CODE OF ETHICS FOR CHIEF EXECUTIVE OFFICER AND SENIOR FINANCIAL OFFICERS

      Attached hereto is the Code of Conduct and Ethics applicable to all
directors, officers and employees of the Company. The CEO and all senior
financial officers, including the CFO and principal accounting officer, are
bound by the provisions set forth therein relating to ethical conduct, conflicts
of interest, and compliance with law. In addition to the Code of Conduct and
Ethics, the CEO and senior financial officers are subject to the following
additional specific policies:

      1. Act with honesty and integrity, avoiding actual or apparent conflicts
between personal, private interests and the interests of the Company, including
receiving improper personal benefits as a result of his or her position.

      2. Disclose to the CEO and the Board of Directors of the Company any
material transaction or relationship that reasonably could be expected to give
rise to a conflict of interest.

      3. Perform responsibilities with a view to causing periodic reports and
documents filed with or submitted to the SEC and all other public communications
made by the Company to contain information that is accurate, full, fair, timely
and understandable, including full review of all annual and quarterly reports.

      4. Comply with laws, rules and regulations of federal, state and local
governments applicable to the Company and with the rules and regulations of
private and public regulatory agencies having jurisdiction over the Company.

      5. Act in good faith, responsibly, with due care, competence and
diligence, without misrepresenting or omitting material facts or allowing
independent judgment to be compromised or subordinated.

      6. Respect the confidentiality of information acquired in the course of
performance of his or her responsibilities except when authorized or otherwise
legally obligated to disclose any such information; not use confidential
information acquired in the course of performing his or her responsibilities for
personal advantage.

      7. Share knowledge and maintain skills important and relevant to the needs
of the Company, its stockholders and other constituencies and the general
public.

      8. Proactively promote ethical behavior among subordinates and peers in
his or her work environment and community.

      9. Use and control all corporate assets and resources employed by or
entrusted to him or her in a responsible manner.



      10. Not use corporate information, corporate assets, corporate
opportunities or his or her position with the Company for personal gain; not
compete directly or indirectly with the Company.

      11. Comply in all respects with the Company's Code of Conduct and Ethics.

      12. Report promptly violations of this Code of Ethics to the Chairperson
of the Board, Chief Executive Officer, Chief Financial Officer or Chairperson of
the Audit Committee (if any) of the Board of Directors, as appropriate.
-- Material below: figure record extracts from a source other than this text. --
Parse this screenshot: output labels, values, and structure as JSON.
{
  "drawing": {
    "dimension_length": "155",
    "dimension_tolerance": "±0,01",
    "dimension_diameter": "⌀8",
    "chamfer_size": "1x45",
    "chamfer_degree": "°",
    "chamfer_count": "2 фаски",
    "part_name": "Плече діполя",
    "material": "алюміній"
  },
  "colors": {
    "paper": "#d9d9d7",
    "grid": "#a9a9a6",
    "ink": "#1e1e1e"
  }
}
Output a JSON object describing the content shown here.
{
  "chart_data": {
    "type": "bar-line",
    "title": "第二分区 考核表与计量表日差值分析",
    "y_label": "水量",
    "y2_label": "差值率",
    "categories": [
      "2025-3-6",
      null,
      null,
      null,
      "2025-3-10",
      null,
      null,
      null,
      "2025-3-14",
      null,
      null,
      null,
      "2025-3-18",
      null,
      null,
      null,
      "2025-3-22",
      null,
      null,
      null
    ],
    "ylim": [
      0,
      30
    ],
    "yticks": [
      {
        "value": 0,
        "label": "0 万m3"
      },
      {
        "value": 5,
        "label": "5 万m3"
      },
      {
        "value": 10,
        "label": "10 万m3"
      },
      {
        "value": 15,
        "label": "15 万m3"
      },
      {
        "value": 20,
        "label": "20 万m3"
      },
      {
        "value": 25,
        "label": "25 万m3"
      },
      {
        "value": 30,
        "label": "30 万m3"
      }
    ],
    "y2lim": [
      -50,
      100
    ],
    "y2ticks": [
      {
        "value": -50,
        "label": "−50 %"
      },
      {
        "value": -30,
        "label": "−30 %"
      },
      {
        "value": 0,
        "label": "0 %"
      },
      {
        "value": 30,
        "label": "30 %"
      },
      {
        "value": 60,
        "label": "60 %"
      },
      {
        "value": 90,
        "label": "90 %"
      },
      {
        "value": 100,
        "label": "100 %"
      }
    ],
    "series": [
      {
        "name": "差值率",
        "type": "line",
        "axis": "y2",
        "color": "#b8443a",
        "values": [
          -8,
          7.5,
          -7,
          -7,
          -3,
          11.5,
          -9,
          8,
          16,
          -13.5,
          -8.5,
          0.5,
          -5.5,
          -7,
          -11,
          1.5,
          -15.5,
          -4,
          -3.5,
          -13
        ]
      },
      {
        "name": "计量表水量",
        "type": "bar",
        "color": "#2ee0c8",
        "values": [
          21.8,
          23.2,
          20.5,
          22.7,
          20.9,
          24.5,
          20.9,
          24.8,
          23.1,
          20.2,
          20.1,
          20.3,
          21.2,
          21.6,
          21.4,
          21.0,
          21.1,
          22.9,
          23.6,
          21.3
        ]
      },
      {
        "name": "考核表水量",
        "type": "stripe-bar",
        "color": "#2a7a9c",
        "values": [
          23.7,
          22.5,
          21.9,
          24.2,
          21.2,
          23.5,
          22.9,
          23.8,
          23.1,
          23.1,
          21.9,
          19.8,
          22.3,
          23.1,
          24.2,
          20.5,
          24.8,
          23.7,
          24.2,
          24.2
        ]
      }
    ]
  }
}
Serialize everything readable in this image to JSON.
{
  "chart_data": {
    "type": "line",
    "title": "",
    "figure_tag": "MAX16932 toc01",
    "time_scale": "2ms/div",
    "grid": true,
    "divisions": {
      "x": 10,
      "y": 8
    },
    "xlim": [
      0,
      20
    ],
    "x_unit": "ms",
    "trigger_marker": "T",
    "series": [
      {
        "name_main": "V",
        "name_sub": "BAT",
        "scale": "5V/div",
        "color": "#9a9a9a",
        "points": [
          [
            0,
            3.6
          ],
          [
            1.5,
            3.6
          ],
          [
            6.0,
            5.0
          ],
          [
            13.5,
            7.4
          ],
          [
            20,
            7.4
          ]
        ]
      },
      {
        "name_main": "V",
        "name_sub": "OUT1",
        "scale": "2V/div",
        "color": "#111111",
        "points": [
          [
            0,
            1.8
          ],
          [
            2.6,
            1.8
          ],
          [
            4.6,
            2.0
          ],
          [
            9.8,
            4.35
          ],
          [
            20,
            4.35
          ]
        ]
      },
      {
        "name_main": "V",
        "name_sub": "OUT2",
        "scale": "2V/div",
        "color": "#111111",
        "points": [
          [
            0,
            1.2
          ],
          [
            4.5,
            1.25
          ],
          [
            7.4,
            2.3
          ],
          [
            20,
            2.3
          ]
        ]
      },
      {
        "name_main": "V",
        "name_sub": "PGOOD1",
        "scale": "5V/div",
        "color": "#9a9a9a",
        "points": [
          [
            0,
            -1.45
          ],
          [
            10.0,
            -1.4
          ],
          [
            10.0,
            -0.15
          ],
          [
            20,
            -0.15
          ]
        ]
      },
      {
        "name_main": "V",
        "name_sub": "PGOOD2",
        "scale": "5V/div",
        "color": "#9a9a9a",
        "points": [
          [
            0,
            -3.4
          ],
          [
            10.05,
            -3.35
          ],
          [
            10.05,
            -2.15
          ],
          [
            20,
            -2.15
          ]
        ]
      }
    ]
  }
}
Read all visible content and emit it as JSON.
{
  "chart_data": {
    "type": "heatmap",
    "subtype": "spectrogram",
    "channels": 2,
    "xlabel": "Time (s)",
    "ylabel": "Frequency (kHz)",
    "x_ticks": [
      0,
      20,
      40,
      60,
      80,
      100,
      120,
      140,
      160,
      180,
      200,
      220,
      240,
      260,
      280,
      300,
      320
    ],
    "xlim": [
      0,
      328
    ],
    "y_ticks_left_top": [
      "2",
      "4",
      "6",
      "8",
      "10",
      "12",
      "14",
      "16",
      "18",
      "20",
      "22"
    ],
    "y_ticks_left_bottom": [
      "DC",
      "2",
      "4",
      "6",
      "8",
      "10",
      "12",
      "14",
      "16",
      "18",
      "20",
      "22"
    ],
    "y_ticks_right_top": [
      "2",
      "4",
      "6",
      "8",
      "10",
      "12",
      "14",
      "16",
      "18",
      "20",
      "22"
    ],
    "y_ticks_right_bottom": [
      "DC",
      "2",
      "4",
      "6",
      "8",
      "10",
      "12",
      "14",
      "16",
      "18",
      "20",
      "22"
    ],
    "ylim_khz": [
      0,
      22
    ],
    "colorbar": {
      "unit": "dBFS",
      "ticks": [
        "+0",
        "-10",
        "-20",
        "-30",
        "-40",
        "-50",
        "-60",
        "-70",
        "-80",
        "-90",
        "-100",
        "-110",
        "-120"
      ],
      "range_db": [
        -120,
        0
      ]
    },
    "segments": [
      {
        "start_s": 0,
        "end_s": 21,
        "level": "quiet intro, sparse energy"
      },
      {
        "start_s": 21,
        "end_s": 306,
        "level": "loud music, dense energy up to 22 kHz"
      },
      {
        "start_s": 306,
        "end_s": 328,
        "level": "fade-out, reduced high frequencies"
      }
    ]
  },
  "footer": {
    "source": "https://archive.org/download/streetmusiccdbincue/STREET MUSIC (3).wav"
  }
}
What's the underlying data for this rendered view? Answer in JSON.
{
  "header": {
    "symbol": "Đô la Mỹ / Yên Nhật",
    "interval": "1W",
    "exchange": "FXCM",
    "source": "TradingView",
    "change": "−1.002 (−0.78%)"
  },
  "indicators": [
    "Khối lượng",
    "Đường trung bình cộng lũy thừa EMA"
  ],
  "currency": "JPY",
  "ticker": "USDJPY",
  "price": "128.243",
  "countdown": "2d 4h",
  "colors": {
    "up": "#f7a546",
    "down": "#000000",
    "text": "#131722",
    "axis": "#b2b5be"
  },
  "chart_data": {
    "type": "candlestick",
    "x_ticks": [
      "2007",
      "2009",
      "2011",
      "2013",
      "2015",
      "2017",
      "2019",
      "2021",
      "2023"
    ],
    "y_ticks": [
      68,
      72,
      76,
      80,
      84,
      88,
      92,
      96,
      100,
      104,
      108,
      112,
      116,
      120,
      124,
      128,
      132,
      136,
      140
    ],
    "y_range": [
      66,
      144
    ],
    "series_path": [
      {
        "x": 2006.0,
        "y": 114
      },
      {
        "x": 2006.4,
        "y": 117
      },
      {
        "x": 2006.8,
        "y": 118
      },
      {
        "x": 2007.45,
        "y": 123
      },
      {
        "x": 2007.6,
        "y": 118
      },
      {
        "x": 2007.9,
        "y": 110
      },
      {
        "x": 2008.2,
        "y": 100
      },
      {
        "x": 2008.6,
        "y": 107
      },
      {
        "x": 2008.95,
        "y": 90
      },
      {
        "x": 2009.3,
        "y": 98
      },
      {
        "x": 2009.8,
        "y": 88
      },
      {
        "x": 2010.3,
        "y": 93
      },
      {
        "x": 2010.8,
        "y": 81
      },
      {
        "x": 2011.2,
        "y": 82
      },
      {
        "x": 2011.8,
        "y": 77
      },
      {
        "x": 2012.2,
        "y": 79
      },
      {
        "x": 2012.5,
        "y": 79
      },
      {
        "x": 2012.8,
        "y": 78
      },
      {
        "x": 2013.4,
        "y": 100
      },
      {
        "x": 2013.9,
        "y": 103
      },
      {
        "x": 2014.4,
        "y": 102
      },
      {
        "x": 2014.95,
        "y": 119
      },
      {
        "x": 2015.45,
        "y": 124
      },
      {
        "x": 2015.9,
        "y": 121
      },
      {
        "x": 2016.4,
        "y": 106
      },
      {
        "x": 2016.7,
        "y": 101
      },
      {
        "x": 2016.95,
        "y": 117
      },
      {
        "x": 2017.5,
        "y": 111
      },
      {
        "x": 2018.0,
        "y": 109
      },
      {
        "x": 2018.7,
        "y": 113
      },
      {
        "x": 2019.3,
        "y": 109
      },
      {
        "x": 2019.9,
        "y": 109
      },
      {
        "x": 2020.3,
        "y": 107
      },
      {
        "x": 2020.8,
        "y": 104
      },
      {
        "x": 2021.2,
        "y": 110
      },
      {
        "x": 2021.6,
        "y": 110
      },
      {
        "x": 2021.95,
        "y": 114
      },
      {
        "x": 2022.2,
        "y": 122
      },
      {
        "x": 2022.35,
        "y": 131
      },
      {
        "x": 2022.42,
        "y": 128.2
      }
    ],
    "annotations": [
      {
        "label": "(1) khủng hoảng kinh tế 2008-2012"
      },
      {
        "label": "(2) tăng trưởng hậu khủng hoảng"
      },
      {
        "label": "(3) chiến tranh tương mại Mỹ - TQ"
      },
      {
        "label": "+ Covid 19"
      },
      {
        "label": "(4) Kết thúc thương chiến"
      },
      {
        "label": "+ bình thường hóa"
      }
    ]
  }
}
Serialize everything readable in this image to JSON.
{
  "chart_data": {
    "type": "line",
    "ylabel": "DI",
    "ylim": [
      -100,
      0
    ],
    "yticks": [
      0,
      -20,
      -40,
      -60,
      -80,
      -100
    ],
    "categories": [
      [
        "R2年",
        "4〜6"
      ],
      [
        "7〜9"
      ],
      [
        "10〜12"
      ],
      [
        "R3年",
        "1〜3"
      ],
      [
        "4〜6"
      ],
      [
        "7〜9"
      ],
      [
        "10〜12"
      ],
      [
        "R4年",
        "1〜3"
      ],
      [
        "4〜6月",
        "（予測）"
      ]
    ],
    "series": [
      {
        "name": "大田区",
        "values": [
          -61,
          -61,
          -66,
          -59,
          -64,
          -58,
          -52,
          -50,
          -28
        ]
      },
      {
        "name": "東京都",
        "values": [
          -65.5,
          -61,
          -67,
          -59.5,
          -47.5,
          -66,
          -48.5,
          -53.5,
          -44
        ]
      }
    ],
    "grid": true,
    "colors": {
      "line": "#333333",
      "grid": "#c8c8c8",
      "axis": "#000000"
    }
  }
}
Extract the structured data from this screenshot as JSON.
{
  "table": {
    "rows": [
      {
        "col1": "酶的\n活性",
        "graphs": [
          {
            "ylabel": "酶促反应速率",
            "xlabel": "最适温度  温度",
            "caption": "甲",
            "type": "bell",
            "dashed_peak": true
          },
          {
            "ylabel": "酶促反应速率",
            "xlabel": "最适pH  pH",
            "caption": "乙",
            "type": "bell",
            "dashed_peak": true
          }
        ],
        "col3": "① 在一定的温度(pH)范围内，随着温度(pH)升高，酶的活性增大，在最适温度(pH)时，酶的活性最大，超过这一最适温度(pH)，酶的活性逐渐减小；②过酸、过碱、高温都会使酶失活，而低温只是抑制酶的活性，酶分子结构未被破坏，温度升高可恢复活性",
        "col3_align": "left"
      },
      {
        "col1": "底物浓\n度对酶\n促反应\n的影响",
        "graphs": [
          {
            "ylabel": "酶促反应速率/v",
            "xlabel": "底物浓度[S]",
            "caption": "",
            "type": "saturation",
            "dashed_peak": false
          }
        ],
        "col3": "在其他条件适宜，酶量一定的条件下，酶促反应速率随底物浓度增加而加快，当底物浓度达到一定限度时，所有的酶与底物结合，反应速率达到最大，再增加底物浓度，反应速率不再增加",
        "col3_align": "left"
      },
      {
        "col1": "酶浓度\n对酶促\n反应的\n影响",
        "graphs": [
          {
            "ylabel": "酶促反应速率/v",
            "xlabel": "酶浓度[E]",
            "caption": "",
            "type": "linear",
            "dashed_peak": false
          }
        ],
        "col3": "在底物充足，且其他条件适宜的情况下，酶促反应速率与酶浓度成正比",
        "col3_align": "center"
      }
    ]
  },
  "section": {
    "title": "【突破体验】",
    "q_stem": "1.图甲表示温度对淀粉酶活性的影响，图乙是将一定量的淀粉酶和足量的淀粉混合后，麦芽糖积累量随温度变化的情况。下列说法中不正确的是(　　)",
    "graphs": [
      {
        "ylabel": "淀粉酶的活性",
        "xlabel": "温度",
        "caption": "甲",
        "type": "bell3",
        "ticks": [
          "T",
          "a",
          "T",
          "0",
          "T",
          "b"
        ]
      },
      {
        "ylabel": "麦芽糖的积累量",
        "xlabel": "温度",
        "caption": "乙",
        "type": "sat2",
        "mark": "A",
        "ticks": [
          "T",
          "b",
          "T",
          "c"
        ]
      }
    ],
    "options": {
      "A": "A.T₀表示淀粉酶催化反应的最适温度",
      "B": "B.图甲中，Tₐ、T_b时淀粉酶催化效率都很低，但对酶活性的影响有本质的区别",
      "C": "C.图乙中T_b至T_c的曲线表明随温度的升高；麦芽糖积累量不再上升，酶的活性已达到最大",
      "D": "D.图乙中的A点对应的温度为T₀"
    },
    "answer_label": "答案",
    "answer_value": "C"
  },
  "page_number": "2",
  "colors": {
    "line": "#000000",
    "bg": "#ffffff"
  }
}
The
Board of Directors will investigate any reported violations and will oversee an
appropriate response, including corrective action and preventative measures. Any
officer who violates this Code will face appropriate, case specific disciplinary
action, which may include demotion or discharge.

      Any request for a waiver of any provision of this Code must be in writing
and addressed to the Chairman of the Board of Directors of the Company. Any
waiver of this Code will be disclosed promptly on Form 8-K or any other means
approved by the Securities and Exchange Commission.

      It is the policy of the Company that each officer covered by this Code
shall acknowledge and certify to the foregoing annually and file a copy of such
certification with the Chairman of the Board of Directors.